Supra mendadak kelabakan dikonfrontasi begitu, sebelum akhirnya dia berusaha menguasai diri lagi dan memasang sikap cool kembali. Ia sedikit tidak mengira langsung dituduh begitu. Karena pikirnya, ia selama ini tidak melakukan hal-hal yang berlebihan kok dalam menghindari Halilintar.

Di sisi lain, Halilintar menyeringai kecil. Puas dengan hasil konfrontasinya pada sang sepupu. Kena kau.

"Tidak, tuh. Perasaan Kak Hali saja mungkin," Supra mengedikkan bahunya dan melarikan pandangannya pada arah mana pun selain Halilintar yang menatapnya kesal.

"Kau makin kurang ajar, ya—"

"Kak Haliii, Duri mau pergi dulu dengan Supra!" Suara Duri memecahkan ketegangan di antara Supra dan Halilintar—mereka sudah saling melempar tatapan tajam. Duri muncul dari taman belakang dan segera memeluk salah satu pemuda yang sedang perang dingin tersebut. "Solar, kak Gempa, dan kak Blaze masih mengurus taman belakang, nanti Duri susul—LOH, KAK HALI ADA DUA?!"

Halilintar menghela napas kesal, "Aku Halilintar," lalu menunjuk Supra yang tengah dipeluk Duri sambil mendecih pelan, "yang itu Supra. Kau lupa dengan kakakmu sendiri atau bagaimana sih, Duri?"

Yang berkaus hijau melepas pelukan lalu tertawa kencang. Duri bahkan makin tertawa saat Halilintar dan Supra bersamaan menatapnya kesal.

"Kalian mirip sekali, aduh," Duri memegang perutnya yang sakit akibat tertawa, ia juga menyeka air mata yang muncul di ujung matanya, "padahal, Supra berdandan sedemikian rupa biar mirip Solar. Kacau. Dia malah mirip dengan kak Hali!"

Halilintar tercenung.

Oh, pantas saja dia sejak tadi merasa ada familiar yang ganjil pada sepupunya ini. Ia bolak-balik menyergah pemikiran itu, karena yang paling penting buat Halilintar saat ini adalah melakukan konfrontasi pada Supra.

"Ck, aku masih jauh lebih tampan ketimbang Supra, jangan bercanda deh, Duri."

"Enak saja. Aku jelas lebih tampan daripada kakak yang suka menggerutu ini."

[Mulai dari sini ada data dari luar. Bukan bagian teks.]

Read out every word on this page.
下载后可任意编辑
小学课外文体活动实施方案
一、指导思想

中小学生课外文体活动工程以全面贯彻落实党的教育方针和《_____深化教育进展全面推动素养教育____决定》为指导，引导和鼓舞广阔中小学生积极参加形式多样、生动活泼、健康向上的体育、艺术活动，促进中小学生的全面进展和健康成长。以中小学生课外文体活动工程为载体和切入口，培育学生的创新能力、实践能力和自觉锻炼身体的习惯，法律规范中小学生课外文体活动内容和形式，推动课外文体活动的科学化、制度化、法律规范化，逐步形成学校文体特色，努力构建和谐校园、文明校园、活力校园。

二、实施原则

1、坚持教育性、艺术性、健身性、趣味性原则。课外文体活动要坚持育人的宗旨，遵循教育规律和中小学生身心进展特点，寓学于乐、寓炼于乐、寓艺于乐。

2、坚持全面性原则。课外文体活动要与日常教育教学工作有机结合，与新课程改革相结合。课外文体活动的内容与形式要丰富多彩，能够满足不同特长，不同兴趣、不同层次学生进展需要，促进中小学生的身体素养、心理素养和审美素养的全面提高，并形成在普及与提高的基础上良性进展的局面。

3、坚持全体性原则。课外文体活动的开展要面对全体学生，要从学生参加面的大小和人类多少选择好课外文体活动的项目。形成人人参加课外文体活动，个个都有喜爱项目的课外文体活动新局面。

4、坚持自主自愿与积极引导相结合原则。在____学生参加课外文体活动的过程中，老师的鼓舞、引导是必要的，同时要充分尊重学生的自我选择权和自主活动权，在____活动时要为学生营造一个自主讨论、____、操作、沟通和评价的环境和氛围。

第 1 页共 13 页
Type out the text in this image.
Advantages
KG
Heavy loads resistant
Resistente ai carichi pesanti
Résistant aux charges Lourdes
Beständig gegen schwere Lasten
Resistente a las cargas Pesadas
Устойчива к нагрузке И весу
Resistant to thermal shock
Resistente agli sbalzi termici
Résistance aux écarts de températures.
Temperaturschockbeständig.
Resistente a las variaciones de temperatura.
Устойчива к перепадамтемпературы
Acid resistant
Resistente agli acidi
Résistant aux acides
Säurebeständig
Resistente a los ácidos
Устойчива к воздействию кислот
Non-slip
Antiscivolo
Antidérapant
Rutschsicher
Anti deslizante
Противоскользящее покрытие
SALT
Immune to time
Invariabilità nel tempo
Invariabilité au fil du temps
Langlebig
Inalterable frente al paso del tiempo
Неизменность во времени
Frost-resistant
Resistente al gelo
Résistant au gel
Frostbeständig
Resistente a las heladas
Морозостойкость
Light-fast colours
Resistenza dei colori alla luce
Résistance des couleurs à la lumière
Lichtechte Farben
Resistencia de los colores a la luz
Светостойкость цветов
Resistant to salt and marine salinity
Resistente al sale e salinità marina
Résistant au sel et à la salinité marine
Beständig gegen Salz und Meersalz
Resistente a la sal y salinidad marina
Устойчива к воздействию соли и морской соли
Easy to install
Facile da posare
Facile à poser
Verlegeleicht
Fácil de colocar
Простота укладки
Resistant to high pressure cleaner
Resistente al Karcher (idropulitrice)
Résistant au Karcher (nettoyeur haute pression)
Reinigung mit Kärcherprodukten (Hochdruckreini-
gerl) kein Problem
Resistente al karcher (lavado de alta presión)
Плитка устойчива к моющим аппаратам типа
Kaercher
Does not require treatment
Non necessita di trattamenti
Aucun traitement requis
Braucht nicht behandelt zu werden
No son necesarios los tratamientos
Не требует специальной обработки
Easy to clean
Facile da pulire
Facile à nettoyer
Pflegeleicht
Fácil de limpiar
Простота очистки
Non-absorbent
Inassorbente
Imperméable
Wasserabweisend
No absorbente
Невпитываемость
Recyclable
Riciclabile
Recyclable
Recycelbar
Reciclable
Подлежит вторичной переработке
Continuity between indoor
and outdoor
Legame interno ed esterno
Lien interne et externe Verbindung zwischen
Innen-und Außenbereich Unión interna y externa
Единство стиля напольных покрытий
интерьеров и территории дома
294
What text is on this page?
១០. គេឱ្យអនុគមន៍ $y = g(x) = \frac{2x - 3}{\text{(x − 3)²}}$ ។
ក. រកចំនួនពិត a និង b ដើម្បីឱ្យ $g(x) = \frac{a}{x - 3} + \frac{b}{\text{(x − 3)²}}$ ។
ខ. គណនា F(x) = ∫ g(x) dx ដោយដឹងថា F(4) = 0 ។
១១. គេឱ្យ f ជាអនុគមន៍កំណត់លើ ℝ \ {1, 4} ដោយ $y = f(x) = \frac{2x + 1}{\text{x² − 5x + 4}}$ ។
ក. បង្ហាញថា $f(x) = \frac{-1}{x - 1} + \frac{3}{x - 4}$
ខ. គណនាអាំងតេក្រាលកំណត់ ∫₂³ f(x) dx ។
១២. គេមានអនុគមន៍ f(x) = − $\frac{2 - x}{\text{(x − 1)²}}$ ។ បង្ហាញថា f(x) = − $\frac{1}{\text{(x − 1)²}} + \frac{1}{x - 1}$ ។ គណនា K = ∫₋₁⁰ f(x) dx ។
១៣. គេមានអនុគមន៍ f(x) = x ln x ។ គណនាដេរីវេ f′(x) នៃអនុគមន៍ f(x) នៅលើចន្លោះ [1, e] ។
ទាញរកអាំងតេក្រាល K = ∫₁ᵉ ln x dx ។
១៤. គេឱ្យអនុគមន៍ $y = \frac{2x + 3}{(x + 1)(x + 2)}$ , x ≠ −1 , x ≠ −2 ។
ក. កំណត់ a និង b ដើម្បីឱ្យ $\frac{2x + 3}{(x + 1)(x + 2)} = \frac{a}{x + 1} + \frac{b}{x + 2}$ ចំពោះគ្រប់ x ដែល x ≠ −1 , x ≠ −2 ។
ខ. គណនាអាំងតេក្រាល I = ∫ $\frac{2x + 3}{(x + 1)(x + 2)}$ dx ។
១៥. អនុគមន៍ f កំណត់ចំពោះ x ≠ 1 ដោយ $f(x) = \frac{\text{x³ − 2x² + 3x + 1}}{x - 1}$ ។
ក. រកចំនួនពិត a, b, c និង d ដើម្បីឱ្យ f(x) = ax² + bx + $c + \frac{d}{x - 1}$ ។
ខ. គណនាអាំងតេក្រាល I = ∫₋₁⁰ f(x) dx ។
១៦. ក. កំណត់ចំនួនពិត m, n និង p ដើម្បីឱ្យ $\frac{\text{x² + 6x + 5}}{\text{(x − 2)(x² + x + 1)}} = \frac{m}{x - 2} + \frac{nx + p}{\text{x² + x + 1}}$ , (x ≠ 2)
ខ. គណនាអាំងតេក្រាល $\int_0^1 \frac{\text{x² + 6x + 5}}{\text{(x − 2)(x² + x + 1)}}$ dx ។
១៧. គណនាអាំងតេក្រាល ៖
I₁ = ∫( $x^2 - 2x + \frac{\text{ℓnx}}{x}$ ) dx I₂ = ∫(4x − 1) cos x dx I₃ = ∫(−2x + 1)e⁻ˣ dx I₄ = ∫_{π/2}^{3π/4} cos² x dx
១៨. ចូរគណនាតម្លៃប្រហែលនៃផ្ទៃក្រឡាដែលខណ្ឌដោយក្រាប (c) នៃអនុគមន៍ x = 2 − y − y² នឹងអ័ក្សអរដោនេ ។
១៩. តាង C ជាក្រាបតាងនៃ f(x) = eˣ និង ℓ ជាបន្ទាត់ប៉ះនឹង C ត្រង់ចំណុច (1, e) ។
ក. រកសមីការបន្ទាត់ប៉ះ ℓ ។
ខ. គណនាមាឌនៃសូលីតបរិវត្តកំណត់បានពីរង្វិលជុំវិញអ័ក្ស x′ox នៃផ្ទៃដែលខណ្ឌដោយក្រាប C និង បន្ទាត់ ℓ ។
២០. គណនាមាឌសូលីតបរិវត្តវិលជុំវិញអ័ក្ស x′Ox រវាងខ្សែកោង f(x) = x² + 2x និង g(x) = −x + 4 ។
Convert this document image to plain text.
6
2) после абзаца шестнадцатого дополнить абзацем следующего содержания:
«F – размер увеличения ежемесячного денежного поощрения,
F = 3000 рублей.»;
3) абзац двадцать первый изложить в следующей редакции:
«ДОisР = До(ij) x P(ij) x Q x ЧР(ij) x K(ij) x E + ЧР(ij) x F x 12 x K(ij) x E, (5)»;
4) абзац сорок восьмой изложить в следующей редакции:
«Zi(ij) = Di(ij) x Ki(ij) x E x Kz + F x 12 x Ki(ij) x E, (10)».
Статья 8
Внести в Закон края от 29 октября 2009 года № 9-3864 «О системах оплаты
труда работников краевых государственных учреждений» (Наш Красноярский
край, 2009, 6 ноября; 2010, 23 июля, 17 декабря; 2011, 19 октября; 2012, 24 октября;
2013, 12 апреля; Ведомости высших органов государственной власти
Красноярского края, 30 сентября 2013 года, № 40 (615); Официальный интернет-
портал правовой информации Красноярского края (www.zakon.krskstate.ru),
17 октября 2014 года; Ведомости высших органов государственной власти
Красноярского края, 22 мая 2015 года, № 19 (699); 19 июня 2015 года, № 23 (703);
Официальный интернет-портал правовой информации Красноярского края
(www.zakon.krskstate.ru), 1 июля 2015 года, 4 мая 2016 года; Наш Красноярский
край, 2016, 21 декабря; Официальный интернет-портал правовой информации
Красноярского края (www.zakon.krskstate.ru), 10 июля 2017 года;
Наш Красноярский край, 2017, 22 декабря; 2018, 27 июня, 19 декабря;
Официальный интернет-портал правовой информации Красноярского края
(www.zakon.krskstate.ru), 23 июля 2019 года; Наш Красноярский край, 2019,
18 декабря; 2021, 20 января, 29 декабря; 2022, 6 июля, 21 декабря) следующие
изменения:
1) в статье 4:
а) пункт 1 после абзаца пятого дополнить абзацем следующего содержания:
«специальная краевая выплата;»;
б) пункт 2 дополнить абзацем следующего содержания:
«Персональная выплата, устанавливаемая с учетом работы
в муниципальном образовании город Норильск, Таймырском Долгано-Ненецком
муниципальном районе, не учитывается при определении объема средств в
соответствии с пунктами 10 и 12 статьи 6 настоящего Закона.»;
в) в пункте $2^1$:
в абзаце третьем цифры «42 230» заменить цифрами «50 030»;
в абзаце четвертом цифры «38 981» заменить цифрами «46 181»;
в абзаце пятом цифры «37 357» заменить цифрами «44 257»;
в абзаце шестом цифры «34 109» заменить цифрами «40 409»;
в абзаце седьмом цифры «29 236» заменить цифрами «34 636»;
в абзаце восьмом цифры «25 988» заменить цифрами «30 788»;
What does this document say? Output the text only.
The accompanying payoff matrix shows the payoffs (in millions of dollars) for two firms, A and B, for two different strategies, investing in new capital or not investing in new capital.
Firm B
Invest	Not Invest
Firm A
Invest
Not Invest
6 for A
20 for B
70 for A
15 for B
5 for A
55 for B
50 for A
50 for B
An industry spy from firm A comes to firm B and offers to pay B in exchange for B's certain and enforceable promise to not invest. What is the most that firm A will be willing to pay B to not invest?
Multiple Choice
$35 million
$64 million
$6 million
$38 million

Duri makin tertawa kencang. Ia buru-buru menggandeng Supra dan membawanya keluar, sebelum ia mati berdiri kebanyakan tertawa melihat kelakuan kakak dan sepupunya ini.

"Sudah deh, kalian sama-sama tampan biar adil. Tuh, aku barusan mengirim foto kalian yang mirip sekali ini ke grup keluarga besar, nanti dilihat ya! Kalian keren banget, kok, saling bersungut-sungut begitu."